In Almost Transparent Blue you wrote about destructive, violent sexual relationships between American servicemen and Japanese women. What do you make of the trouble in Okinawa after the rape of the schoolgirl? There seems to be a sense in which the American presence there is seen as a predatory, negative influence.
You have to distinguish between different issues. For example, they should give adequate compensation to the girl who was hurt, and they should hold the criminals responsible. But the problem as I see it is much deeper. When you turn on the radio, all of the DJs throw in some English. Look at magazines--Japan has become Americanized without us even noticing it. Every film which is a hit in the U.S. becomes a hit in Japan. Culturally, that's even more terrifying. We've lost our sense of direction. What should Japan do next? We saved up all this money, what are we going to do with it? The world is watching us. We have to--and I am desperately trying to--find some sense of our own value and perspective. DJs say "Hi! Everybody!" in English. People dress like rappers just because they think they look cool. I'm not a rightist, but I don't believe that everything American is good. We don't have our own sense of values, and that is what created something like Aum Shinrikyo.

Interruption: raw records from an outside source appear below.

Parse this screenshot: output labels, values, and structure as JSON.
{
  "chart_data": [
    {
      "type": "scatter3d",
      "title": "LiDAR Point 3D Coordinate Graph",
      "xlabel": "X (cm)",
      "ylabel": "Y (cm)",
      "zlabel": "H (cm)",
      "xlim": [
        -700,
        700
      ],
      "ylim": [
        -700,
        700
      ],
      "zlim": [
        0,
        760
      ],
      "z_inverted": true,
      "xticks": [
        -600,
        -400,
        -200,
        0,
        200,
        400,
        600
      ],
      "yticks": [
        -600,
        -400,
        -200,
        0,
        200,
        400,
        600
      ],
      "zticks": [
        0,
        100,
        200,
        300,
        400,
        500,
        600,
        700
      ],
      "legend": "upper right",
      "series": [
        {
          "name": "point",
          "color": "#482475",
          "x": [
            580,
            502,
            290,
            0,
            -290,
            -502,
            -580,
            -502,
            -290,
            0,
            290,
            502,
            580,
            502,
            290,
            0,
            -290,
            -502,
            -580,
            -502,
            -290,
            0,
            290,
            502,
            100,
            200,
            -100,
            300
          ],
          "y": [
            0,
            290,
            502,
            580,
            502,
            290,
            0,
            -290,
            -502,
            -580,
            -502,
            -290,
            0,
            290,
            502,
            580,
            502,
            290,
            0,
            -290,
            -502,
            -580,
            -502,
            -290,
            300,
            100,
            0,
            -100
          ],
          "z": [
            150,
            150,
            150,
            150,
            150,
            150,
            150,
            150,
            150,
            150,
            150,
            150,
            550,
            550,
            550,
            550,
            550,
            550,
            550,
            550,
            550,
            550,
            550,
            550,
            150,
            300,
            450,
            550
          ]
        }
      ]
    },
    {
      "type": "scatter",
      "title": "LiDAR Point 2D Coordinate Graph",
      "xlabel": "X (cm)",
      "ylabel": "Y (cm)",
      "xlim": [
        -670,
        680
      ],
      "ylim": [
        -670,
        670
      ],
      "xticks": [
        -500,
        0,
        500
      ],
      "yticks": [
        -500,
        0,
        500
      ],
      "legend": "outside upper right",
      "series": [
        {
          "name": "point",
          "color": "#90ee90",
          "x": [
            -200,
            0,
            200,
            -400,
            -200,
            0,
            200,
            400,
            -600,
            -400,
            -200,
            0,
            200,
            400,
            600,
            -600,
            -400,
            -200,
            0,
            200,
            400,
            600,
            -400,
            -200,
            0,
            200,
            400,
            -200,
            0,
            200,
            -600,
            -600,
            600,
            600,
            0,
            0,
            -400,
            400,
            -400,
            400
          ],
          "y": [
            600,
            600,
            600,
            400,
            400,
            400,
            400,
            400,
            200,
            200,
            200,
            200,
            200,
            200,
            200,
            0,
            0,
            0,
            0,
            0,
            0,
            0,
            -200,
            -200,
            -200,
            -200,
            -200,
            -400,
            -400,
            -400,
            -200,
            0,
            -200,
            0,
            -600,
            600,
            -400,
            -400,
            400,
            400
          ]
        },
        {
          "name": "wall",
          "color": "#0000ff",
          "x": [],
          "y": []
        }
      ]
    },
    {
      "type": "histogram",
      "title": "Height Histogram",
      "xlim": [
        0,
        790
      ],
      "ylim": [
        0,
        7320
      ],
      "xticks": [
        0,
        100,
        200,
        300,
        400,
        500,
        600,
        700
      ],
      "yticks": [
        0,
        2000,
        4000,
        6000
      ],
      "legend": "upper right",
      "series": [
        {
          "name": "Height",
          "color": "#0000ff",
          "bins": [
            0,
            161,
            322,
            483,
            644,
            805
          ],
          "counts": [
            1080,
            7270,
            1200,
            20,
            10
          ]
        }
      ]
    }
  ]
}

But when you were a kid, you obviously had a lot of fun living near the base. You went to jazz clubs, hung out with black guys and enjoyed yourself. Can't that be a positive influence?
It's not a question of negative or positive. I simply liked American culture, films, music, novels. But Japan's a hysterical country. We take these things in a banzai kind of way--or we reject them. We can't express ourselves through Kabuki these days, but that doesn't mean we should try to express ourselves through rap. We need new ways to express ourselves, and that's difficult. It's just too easy to become a rightist--or a slave of American values.
Do you think the American military should leave Okinawa and Japan?
Yeah, it should. If it could be done easily.
Could it be done easily?
No, it couldn't.
What is your biggest regret?
Nothing.
No regrets?
No. I never look behind me.
Are you a happy person?
I don't know.
Do you have ups and downs, black moments, or are you quite stable?
I have nasty moments, and I get depressed sometimes. When I have something like this new film, something I really want to do, it's usually okay. So, I always need to have something like that ahead of me.
What sort of things bring you down, make you depressed?
I usually get depressed when I am in bad physical condition, hungry or tired. And I get depressed when my books don't sell very well, or don't sell as much as I expected. When you are in that situation, writing something good makes a difference.
How would you like to be remembered after you are gone?
When I die, that's the end of it, so I don't care. I want to enjoy myself while I'm here.
(callout)
"We need new ways to express ourselves, and that's difficult. It's just too easy to become a rightist--or a slave of American values."